One of the leading online retailers in Japan, Rakuten, is getting into the English-teaching business. According to their press release, their “Super English” lessons will use software developed by a new startup in the language teaching “space,” Lingvist.io.
Here’s how Lingvist summarizes its system:
Lingvist applies mathematical optimization and statistics to make the language-learning process as fast as it can theoretically be. Learners are introduced to vocabulary according to statistical relevance, ensuring that they start by learning the most widely used words. The program keeps track of a user’s mistakes and progress, and it adapts the course to each and every user with machine learning algorithms.
A quick look at their lessons reveals that what Lingvist really does is spaced repetition to help you memorize vocabulary words, an idea taken from the latest in cognitive science research, Ebbinghaus (1885).
In most variations of spaced repetition, you are presented with a series of “paired-associate learning” tasks: here’s a word in English, here’s that word in Japanese. You are shown (or guess) the meaning first, then the words are shown to you again at certain intervals that are supposed to help you remember them.
There are at least four problems with this “scientific” system:
- No one actually knows what the optimal “algorithm” for the spacing should be, nor for what kinds of words – and it’s been studied continuously by scores of psychologists for more than 100 years.
- Teaching a word by giving its definition (or word and a one or two-word translation), a form of what is called “shallow instruction,” isn’t nearly as effective as other methods when it comes to helping you comprehend real-world language use – say, when you read something with those memorized words in it. The results of shallow instruction, no matter how “mathematically optimized” you make it, will always be shallow.
- Acquiring new words using spaced repetition has not in fact proven to be any faster than other, less complicated and painful ways of acquiring new words, like reading and listening to interesting language that is comprehensible to you.
- There is no published evidence that I’m aware of that the solution can “scale;” that is, there’s no evidence that anyone has actually acquired a language to a high level of fluency primarily through memorizing a large number of words via spaced repetition (remembering that to read fluently in English requires upwards of 8,000 word families).

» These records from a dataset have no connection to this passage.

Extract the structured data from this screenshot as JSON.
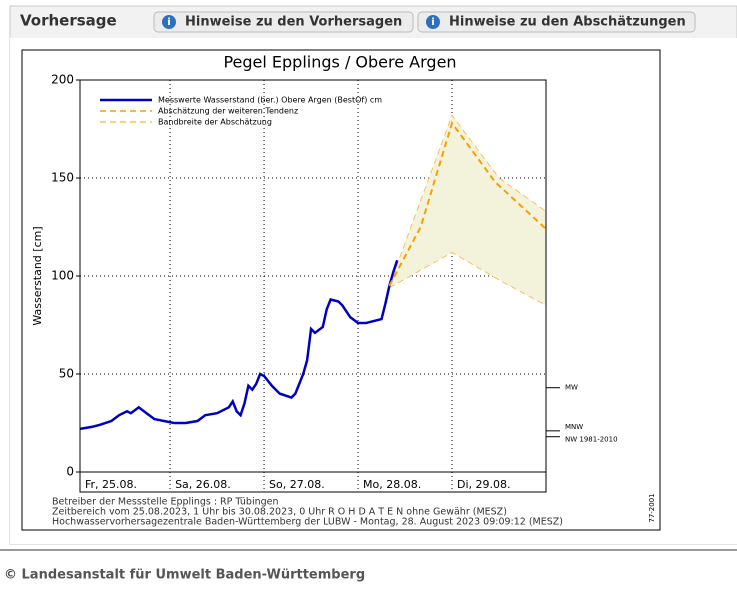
{
  "header": {
    "title": "Vorhersage",
    "buttons": [
      "Hinweise zu den Vorhersagen",
      "Hinweise zu den Abschätzungen"
    ]
  },
  "chart_data": {
    "type": "line",
    "title": "Pegel Epplings / Obere Argen",
    "y_label": "Wasserstand [cm]",
    "xlim": [
      1,
      120
    ],
    "xticks": [
      {
        "value": 1,
        "label": "Fr, 25.08."
      },
      {
        "value": 24,
        "label": "Sa, 26.08."
      },
      {
        "value": 48,
        "label": "So, 27.08."
      },
      {
        "value": 72,
        "label": "Mo, 28.08."
      },
      {
        "value": 96,
        "label": "Di, 29.08."
      }
    ],
    "ylim": [
      0,
      200
    ],
    "yticks": [
      0,
      50,
      100,
      150,
      200
    ],
    "grid": true,
    "series": [
      {
        "name": "Messwerte Wasserstand (ber.) Obere Argen  (BestOf)  cm",
        "color": "#0000c0",
        "dashed": false,
        "x": [
          1,
          4,
          6,
          9,
          11,
          13,
          14,
          16,
          18,
          20,
          25,
          28,
          31,
          33,
          36,
          39,
          40,
          41,
          42,
          43,
          44,
          45,
          46,
          47,
          48,
          50,
          52,
          55,
          56,
          58,
          59,
          60,
          61,
          63,
          64,
          65,
          67,
          68,
          70,
          72,
          74,
          76,
          78,
          79,
          80,
          81,
          82
        ],
        "values": [
          22,
          23,
          24,
          26,
          29,
          31,
          30,
          33,
          30,
          27,
          25,
          25,
          26,
          29,
          30,
          33,
          36,
          31,
          29,
          35,
          44,
          42,
          45,
          50,
          49,
          44,
          40,
          38,
          40,
          50,
          57,
          73,
          71,
          74,
          83,
          88,
          87,
          85,
          79,
          76,
          76,
          77,
          78,
          86,
          95,
          102,
          108
        ]
      },
      {
        "name": "Abschätzung der weiteren Tendenz",
        "color": "#f5a000",
        "dashed": true,
        "x": [
          80,
          88,
          96,
          107,
          120
        ],
        "values": [
          95,
          125,
          178,
          148,
          124
        ]
      },
      {
        "name": "Bandbreite der Abschätzung",
        "color": "#f7c060",
        "fill": "#f3f3dc",
        "dashed": true,
        "x": [
          80,
          96,
          108,
          120
        ],
        "high": [
          95,
          182,
          150,
          133
        ],
        "low": [
          94,
          112,
          98,
          85
        ]
      }
    ],
    "reference_marks": [
      {
        "label": "MW",
        "value": 43
      },
      {
        "label": "MNW",
        "value": 21
      },
      {
        "label": "NW 1981-2010",
        "value": 18
      }
    ],
    "notes": [
      "Betreiber der Messstelle Epplings : RP Tübingen",
      "Zeitbereich vom 25.08.2023, 1 Uhr bis 30.08.2023, 0 Uhr   R O H D A T E N ohne Gewähr (MESZ)",
      "Hochwasservorhersagezentrale Baden-Württemberg der LUBW - Montag, 28. August 2023 09:09:12 (MESZ)"
    ],
    "code": "77-2001"
  },
  "footer": {
    "copyright": "© Landesanstalt für Umwelt Baden-Württemberg"
  }
}
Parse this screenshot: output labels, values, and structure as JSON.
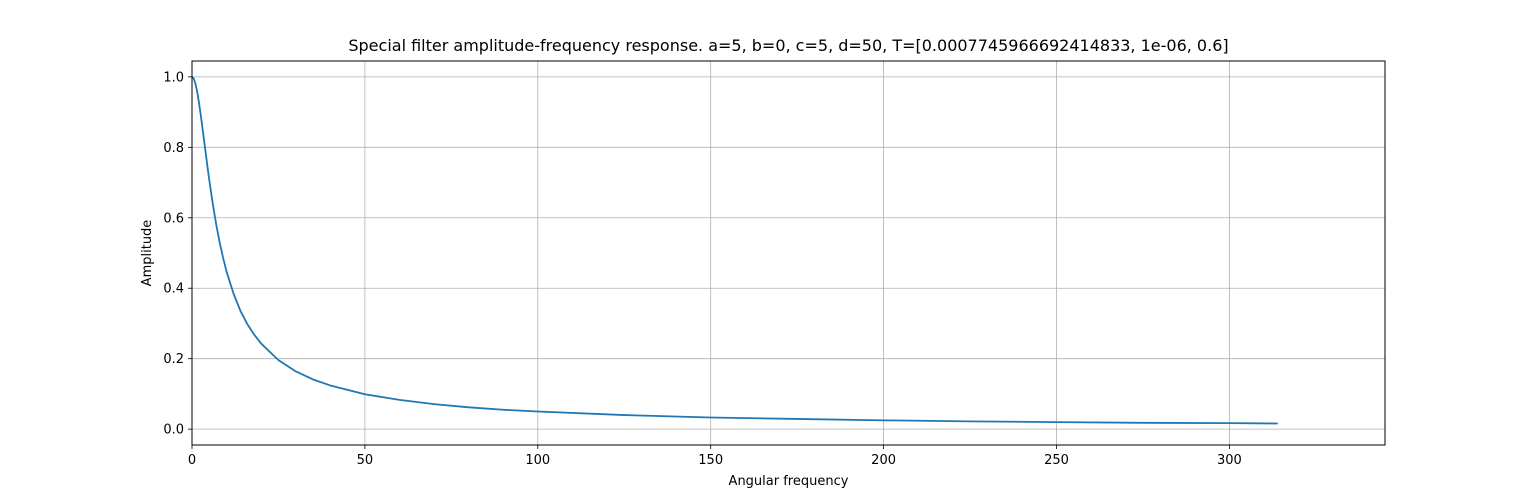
{
  "chart_data": {
    "type": "line",
    "title": "Special filter amplitude-frequency response. a=5, b=0, c=5, d=50, T=[0.0007745966692414833, 1e-06, 0.6]",
    "xlabel": "Angular frequency",
    "ylabel": "Amplitude",
    "xlim": [
      0,
      345
    ],
    "ylim": [
      -0.045,
      1.045
    ],
    "xticks": [
      0,
      50,
      100,
      150,
      200,
      250,
      300
    ],
    "xtick_labels": [
      "0",
      "50",
      "100",
      "150",
      "200",
      "250",
      "300"
    ],
    "yticks": [
      0.0,
      0.2,
      0.4,
      0.6,
      0.8,
      1.0
    ],
    "ytick_labels": [
      "0.0",
      "0.2",
      "0.4",
      "0.6",
      "0.8",
      "1.0"
    ],
    "grid": true,
    "legend": "none",
    "series": [
      {
        "color": "#1f77b4",
        "x": [
          0,
          0.5,
          1,
          1.5,
          2,
          2.5,
          3,
          3.5,
          4,
          4.5,
          5,
          6,
          7,
          8,
          9,
          10,
          12,
          14,
          16,
          18,
          20,
          25,
          30,
          35,
          40,
          50,
          60,
          70,
          80,
          90,
          100,
          125,
          150,
          175,
          200,
          225,
          250,
          275,
          300,
          314
        ],
        "y": [
          1.0,
          0.995,
          0.98,
          0.958,
          0.928,
          0.894,
          0.857,
          0.819,
          0.781,
          0.743,
          0.707,
          0.64,
          0.581,
          0.53,
          0.486,
          0.447,
          0.385,
          0.336,
          0.298,
          0.268,
          0.243,
          0.196,
          0.164,
          0.141,
          0.124,
          0.099,
          0.083,
          0.071,
          0.062,
          0.055,
          0.05,
          0.04,
          0.033,
          0.029,
          0.025,
          0.022,
          0.02,
          0.018,
          0.017,
          0.016
        ]
      }
    ]
  }
}
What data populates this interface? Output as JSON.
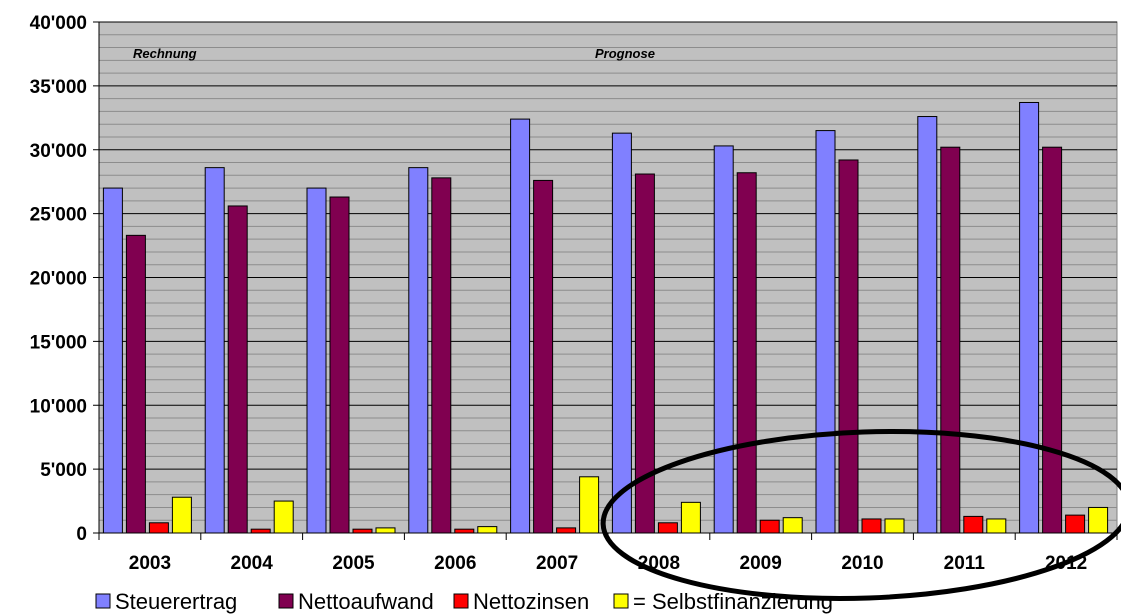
{
  "chart_data": {
    "type": "bar",
    "categories": [
      "2003",
      "2004",
      "2005",
      "2006",
      "2007",
      "2008",
      "2009",
      "2010",
      "2011",
      "2012"
    ],
    "series": [
      {
        "name": "Steuerertrag",
        "color": "#8080ff",
        "values": [
          27000,
          28600,
          27000,
          28600,
          32400,
          31300,
          30300,
          31500,
          32600,
          33700
        ]
      },
      {
        "name": "Nettoaufwand",
        "color": "#800050",
        "values": [
          23300,
          25600,
          26300,
          27800,
          27600,
          28100,
          28200,
          29200,
          30200,
          30200
        ]
      },
      {
        "name": "Nettozinsen",
        "color": "#ff0000",
        "values": [
          800,
          300,
          300,
          300,
          400,
          800,
          1000,
          1100,
          1300,
          1400
        ]
      },
      {
        "name": "= Selbstfinanzierung",
        "color": "#ffff00",
        "values": [
          2800,
          2500,
          400,
          500,
          4400,
          2400,
          1200,
          1100,
          1100,
          2000
        ]
      }
    ],
    "ylim": [
      0,
      40000
    ],
    "y_ticks": [
      0,
      5000,
      10000,
      15000,
      20000,
      25000,
      30000,
      35000,
      40000
    ],
    "y_tick_labels": [
      "0",
      "5'000",
      "10'000",
      "15'000",
      "20'000",
      "25'000",
      "30'000",
      "35'000",
      "40'000"
    ],
    "grid": true,
    "plot_background": "#c0c0c0",
    "legend_position": "bottom",
    "annotations": [
      "Rechnung",
      "Prognose"
    ],
    "title": "",
    "xlabel": "",
    "ylabel": ""
  }
}
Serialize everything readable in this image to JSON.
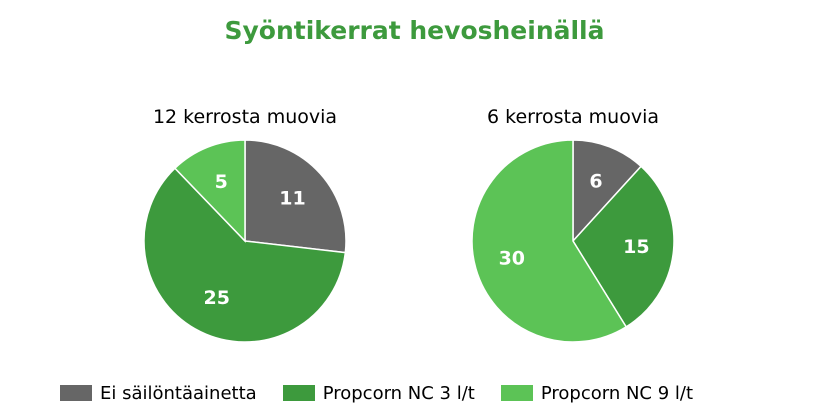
{
  "title": "Syöntikerrat hevosheinällä",
  "legend": [
    {
      "label": "Ei säilöntäainetta",
      "color": "#666666"
    },
    {
      "label": "Propcorn NC 3 l/t",
      "color": "#3d9a3d"
    },
    {
      "label": "Propcorn NC 9 l/t",
      "color": "#5cc356"
    }
  ],
  "chart_data": [
    {
      "type": "pie",
      "title": "12 kerrosta muovia",
      "labels": [
        "Ei säilöntäainetta",
        "Propcorn NC 3 l/t",
        "Propcorn NC 9 l/t"
      ],
      "values": [
        11,
        25,
        5
      ],
      "colors": [
        "#666666",
        "#3d9a3d",
        "#5cc356"
      ],
      "value_labels": [
        "11",
        "25",
        "5"
      ]
    },
    {
      "type": "pie",
      "title": "6 kerrosta muovia",
      "labels": [
        "Ei säilöntäainetta",
        "Propcorn NC 3 l/t",
        "Propcorn NC 9 l/t"
      ],
      "values": [
        6,
        15,
        30
      ],
      "colors": [
        "#666666",
        "#3d9a3d",
        "#5cc356"
      ],
      "value_labels": [
        "6",
        "15",
        "30"
      ]
    }
  ]
}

Studies of spaced repetition usually report on their subjects’ success in learning X number of words, not on acquiring fluency in a language, and even this encompasses a very short range of time (typically hours or a few days at most). Memorizing isolated vocabulary words is far from actually acquiring the full range of abilities needed to become fluent, and embedding the words in few sentences, as Lingvist does, is probably only slightly more useful.
There is, on the other hand, a massive amount of evidence you can acquire a language through listening to and reading comprehensible input. Getting good comprehensible input gives you not only a broader and deeper knowledge of vocabulary, but also grammatical fluency, writing, pronunciation, reading speed, spelling competence, and knowledge of the world (Krashen, 2004). It is also much more enjoyable.
Despite the slick website interface, fancy charts and graphs, and promise of a “scientific” approach, Lingvist’s method (and those like it) is in fact a highly inefficient use of time when it comes to language acquisition.
Full disclosure: I help run a website that teaches English to intermediate and advanced students based on giving them comprehensible input.